MR JACKSON: Could I just say in relation to that that at the time - and this appears from the documents that one sees at page 101, if you take the CPI figures which had existed in the three quarters before the option agreement was entered into, what you find is that in one of those quarters there had been actually a drop in the index but the operation of the clause compares, taking in the figures of that time with the figures that would be arrived at by the operation of the 8 per cent clause in 2.02(i), in any event. Your Honour can see that. I referred to page 101 which sets out the various CPI figures. What you will see then is that at page 102, paragraph 5, it refers to annexure D and applies the CPI figures covering a number of relevant periods and the figures that are arrived at are set out on page 103 as being the total rent payable over the term.
Now, the highest of those is 3.786 million which, your Honours, is not very different from the figure at the top of page 102 which is the total rent payable if you just apply the 8 per cent compounding referred to in subclause (i). That is why we seek to say, your Honours, that the operation of the clause was one, if one looked at the provisions in being at the time, was one that is not particularly dramatic at all.
GLEESON CJ: Mr Jackson, the principle in Fitzgerald v Masters cannot be confined to cases where you can remedy the situation, to use a neutral word, by inserting one word or by deleting one word.
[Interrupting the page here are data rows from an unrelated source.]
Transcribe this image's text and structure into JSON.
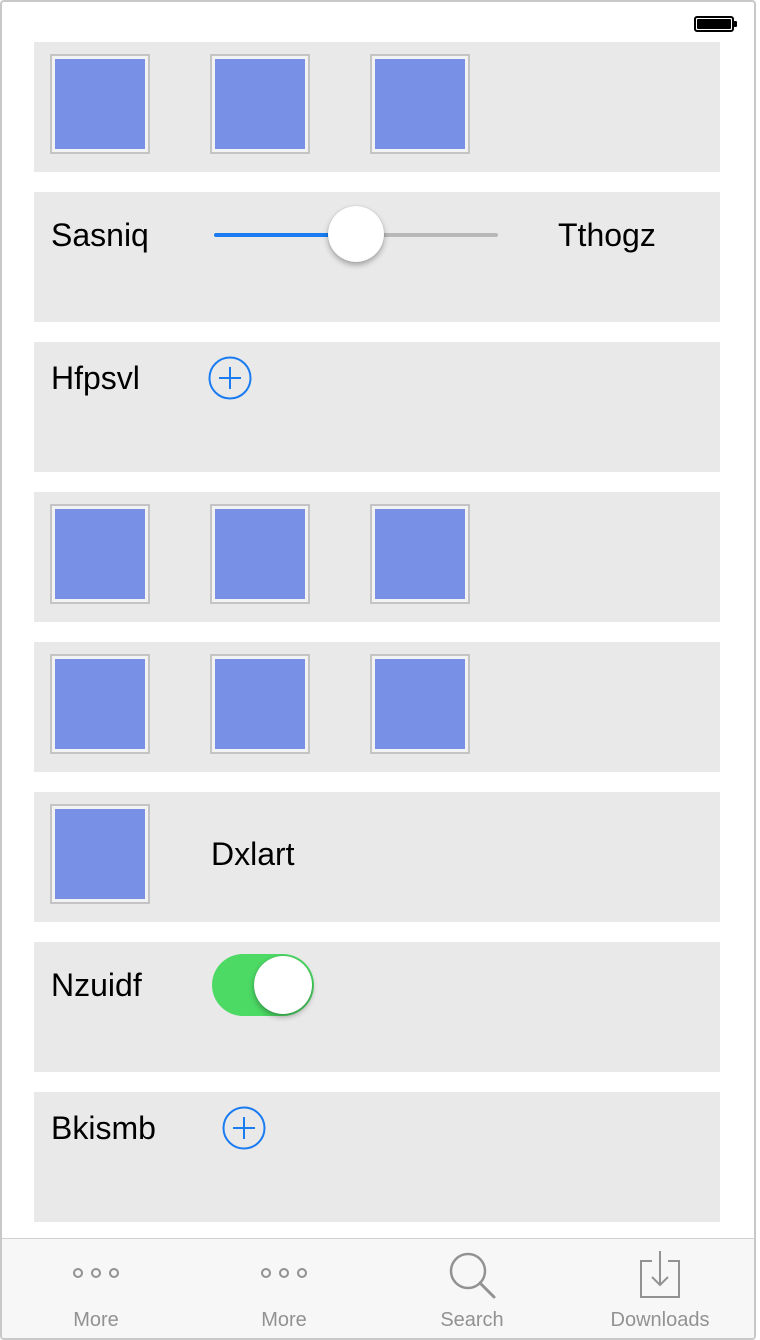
{
  "status_bar": {
    "battery": "battery-icon"
  },
  "rows": [
    {
      "type": "image-row",
      "images": [
        "image-placeholder",
        "image-placeholder",
        "image-placeholder"
      ]
    },
    {
      "type": "slider",
      "left_label": "Sasniq",
      "right_label": "Tthogz",
      "value": 0.5,
      "accent": "#1a7cf0"
    },
    {
      "type": "add",
      "label": "Hfpsvl",
      "icon": "plus-circle-icon"
    },
    {
      "type": "image-row",
      "images": [
        "image-placeholder",
        "image-placeholder",
        "image-placeholder"
      ]
    },
    {
      "type": "image-row",
      "images": [
        "image-placeholder",
        "image-placeholder",
        "image-placeholder"
      ]
    },
    {
      "type": "image-text",
      "label": "Dxlart",
      "image": "image-placeholder"
    },
    {
      "type": "toggle",
      "label": "Nzuidf",
      "on": true,
      "color": "#4cd964"
    },
    {
      "type": "add",
      "label": "Bkismb",
      "icon": "plus-circle-icon"
    }
  ],
  "tabbar": {
    "tabs": [
      {
        "label": "More",
        "icon": "more-icon"
      },
      {
        "label": "More",
        "icon": "more-icon"
      },
      {
        "label": "Search",
        "icon": "search-icon"
      },
      {
        "label": "Downloads",
        "icon": "download-icon"
      }
    ]
  },
  "colors": {
    "image_fill": "#7890e6",
    "row_background": "#e9e9e9",
    "tab_label": "#929292"
  }
}
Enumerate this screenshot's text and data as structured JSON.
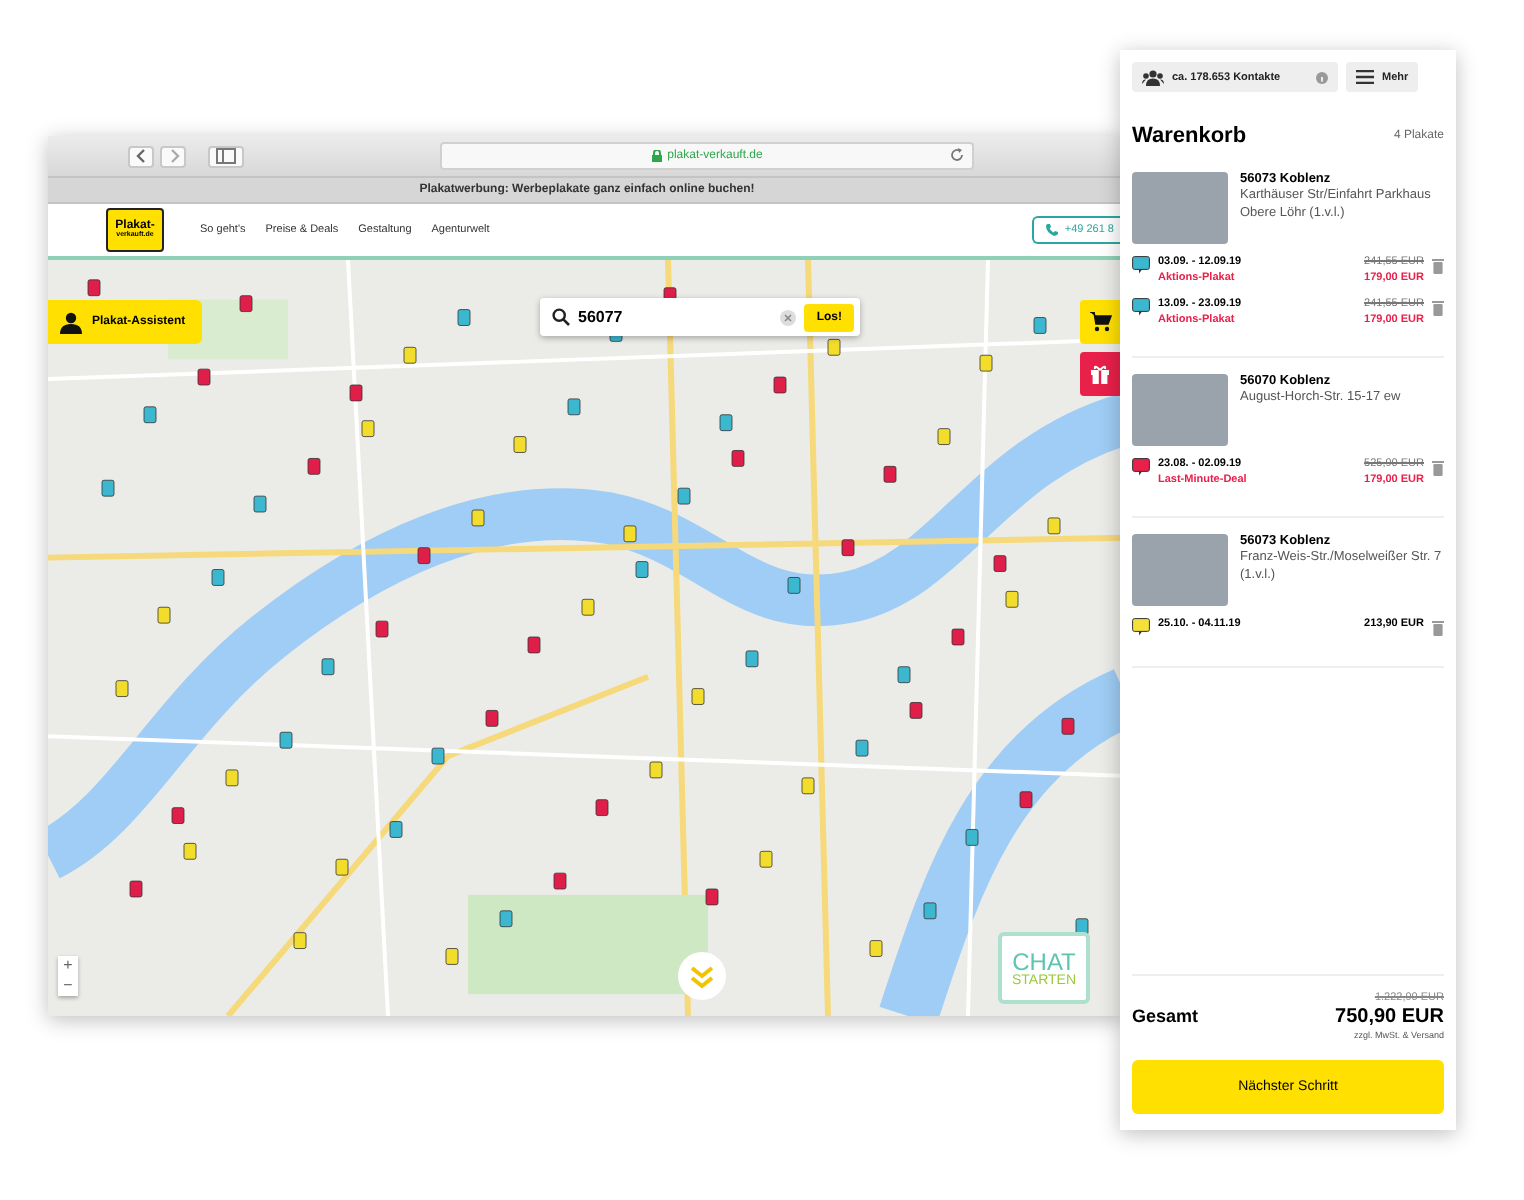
{
  "browser": {
    "url": "plakat-verkauft.de",
    "banner": "Plakatwerbung: Werbeplakate ganz einfach online buchen!",
    "header": {
      "logo_line1": "Plakat-",
      "logo_line2": "verkauft.de",
      "links": [
        "So geht's",
        "Preise & Deals",
        "Gestaltung",
        "Agenturwelt"
      ],
      "phone": "+49 261 8"
    },
    "map": {
      "assistant_button": "Plakat-Assistent",
      "search": {
        "value": "56077",
        "button": "Los!"
      },
      "zoom_in": "+",
      "zoom_out": "−",
      "chat_line1": "CHAT",
      "chat_line2": "STARTEN"
    }
  },
  "cart": {
    "contacts": "ca. 178.653 Kontakte",
    "more": "Mehr",
    "title": "Warenkorb",
    "count": "4 Plakate",
    "items": [
      {
        "title": "56073 Koblenz",
        "address": "Karthäuser Str/Einfahrt Parkhaus Obere Löhr (1.v.l.)",
        "bookings": [
          {
            "dates": "03.09. - 12.09.19",
            "old_price": "241,55 EUR",
            "price": "179,00 EUR",
            "deal": "Aktions-Plakat",
            "color": "#3bb8d0"
          },
          {
            "dates": "13.09. - 23.09.19",
            "old_price": "241,55 EUR",
            "price": "179,00 EUR",
            "deal": "Aktions-Plakat",
            "color": "#3bb8d0"
          }
        ]
      },
      {
        "title": "56070 Koblenz",
        "address": "August-Horch-Str. 15-17 ew",
        "bookings": [
          {
            "dates": "23.08. - 02.09.19",
            "old_price": "525,90 EUR",
            "price": "179,00 EUR",
            "deal": "Last-Minute-Deal",
            "color": "#e8204a"
          }
        ]
      },
      {
        "title": "56073 Koblenz",
        "address": "Franz-Weis-Str./Moselweißer Str. 7 (1.v.l.)",
        "bookings": [
          {
            "dates": "25.10. - 04.11.19",
            "price": "213,90 EUR",
            "color": "#f5e03a"
          }
        ]
      }
    ],
    "total_label": "Gesamt",
    "old_total": "1.222,90 EUR",
    "total": "750,90 EUR",
    "tax_note": "zzgl. MwSt. & Versand",
    "next_button": "Nächster Schritt"
  }
}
MR JACKSON: I do not suggest that, your Honour.
GLEESON CJ: So that in between ABC v APRA, on the one hand, and Fitzgerald v Masters on the other, there must be questions of degree and the judgment that was made by the Court of Appeal in the present case all turned upon a question of degree, did it not?
MR JACKSON: Well, with respect, it turned on the adoption of a view as to what was – and one is talking about, of course, a question of construction. I mean, it is clear what the result of the clause, as stated, is, and this really is the third point I was seeking to mention before. If it be that it was possible to say this clause is expressed in this way but that is obviously an error and it must mean something else, then it may well be that that is a case to which one can the absurdity clause arises. But, if one goes to the particular case one can see that that is not he only possible way in which the issue might have been dealt with.
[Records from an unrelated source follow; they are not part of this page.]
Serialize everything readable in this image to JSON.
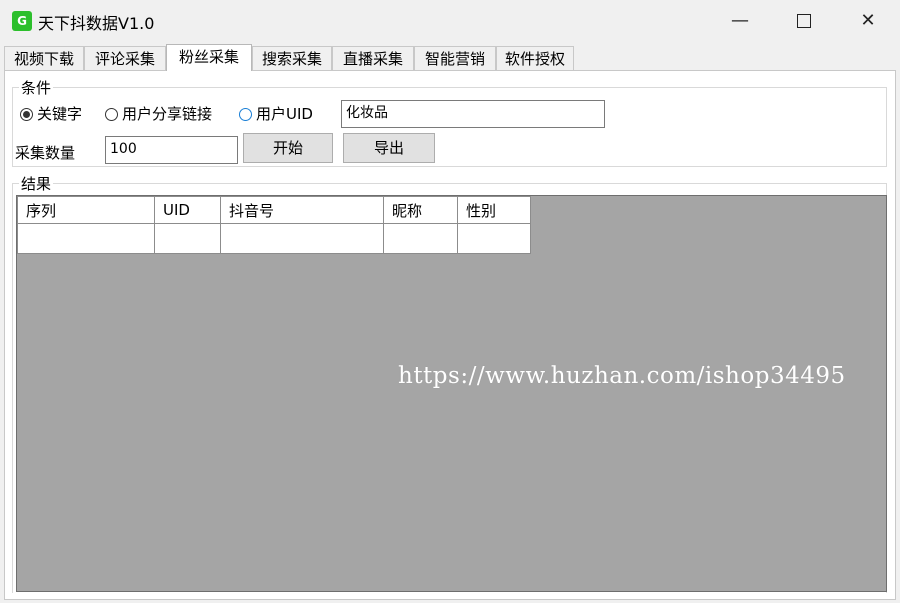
{
  "window": {
    "icon_text": "G",
    "title": "天下抖数据V1.0",
    "minimize_glyph": "—",
    "close_glyph": "✕"
  },
  "tabs": [
    {
      "label": "视频下载"
    },
    {
      "label": "评论采集"
    },
    {
      "label": "粉丝采集",
      "active": true
    },
    {
      "label": "搜索采集"
    },
    {
      "label": "直播采集"
    },
    {
      "label": "智能营销"
    },
    {
      "label": "软件授权"
    }
  ],
  "conditions": {
    "legend": "条件",
    "radio_keyword": "关键字",
    "radio_share_link": "用户分享链接",
    "radio_uid": "用户UID",
    "selected": "关键字",
    "keyword_value": "化妆品",
    "count_label": "采集数量",
    "count_value": "100",
    "start_button": "开始",
    "export_button": "导出"
  },
  "results": {
    "legend": "结果",
    "columns": [
      "序列",
      "UID",
      "抖音号",
      "昵称",
      "性别"
    ]
  },
  "watermark": "https://www.huzhan.com/ishop34495",
  "colors": {
    "app_icon": "#2cbf2c",
    "grid_background": "#a5a5a5",
    "radio_hover": "#1a7fd6"
  }
}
May I seek to indicate what I am saying in that regard by taking your Honours back to the clause at page 51. Now, so far as subclause (ii) is concerned, at the top of page 52, what the Full Court did was to apply the formula that it devised to the amount of the rent immediately payable pursuant to the review date. What I was seeking to say was this that an equally open approaching, making the assumption there was an error, would be to apply the formula as it is to the initial rent. What I mean by that is that if one looks at subclause (ii) and it deletes the words “immediately prior to the Review Date” and instead inserts “at the commencement of the lease” one would arrive at an equally open possibility and one which would arrive at different results because of the non-application of the terms of the increases contemplated by paragraph (i).
The point I am seeking to make about it is that what would be the right answer is something to be determined, if at all, by the application of any question of rectification and if there is more than one right answer, however the actual words might be expressed, then, in our submission, it is not the case to be determined by reference to a question of absurdity.
GLEESON CJ: We do not need to hear you, Mr Macfarlan.
The decision of the Court of Appeal in the present case turned on the application of well‑settled principles to the facts and circumstances of the particular case. Those principles admit of judgment on questions of degree and the view of the Court of Appeal as to the degree here involved was a view that was open to it. The case does not warrant a grant of special leave and the application is refused with costs.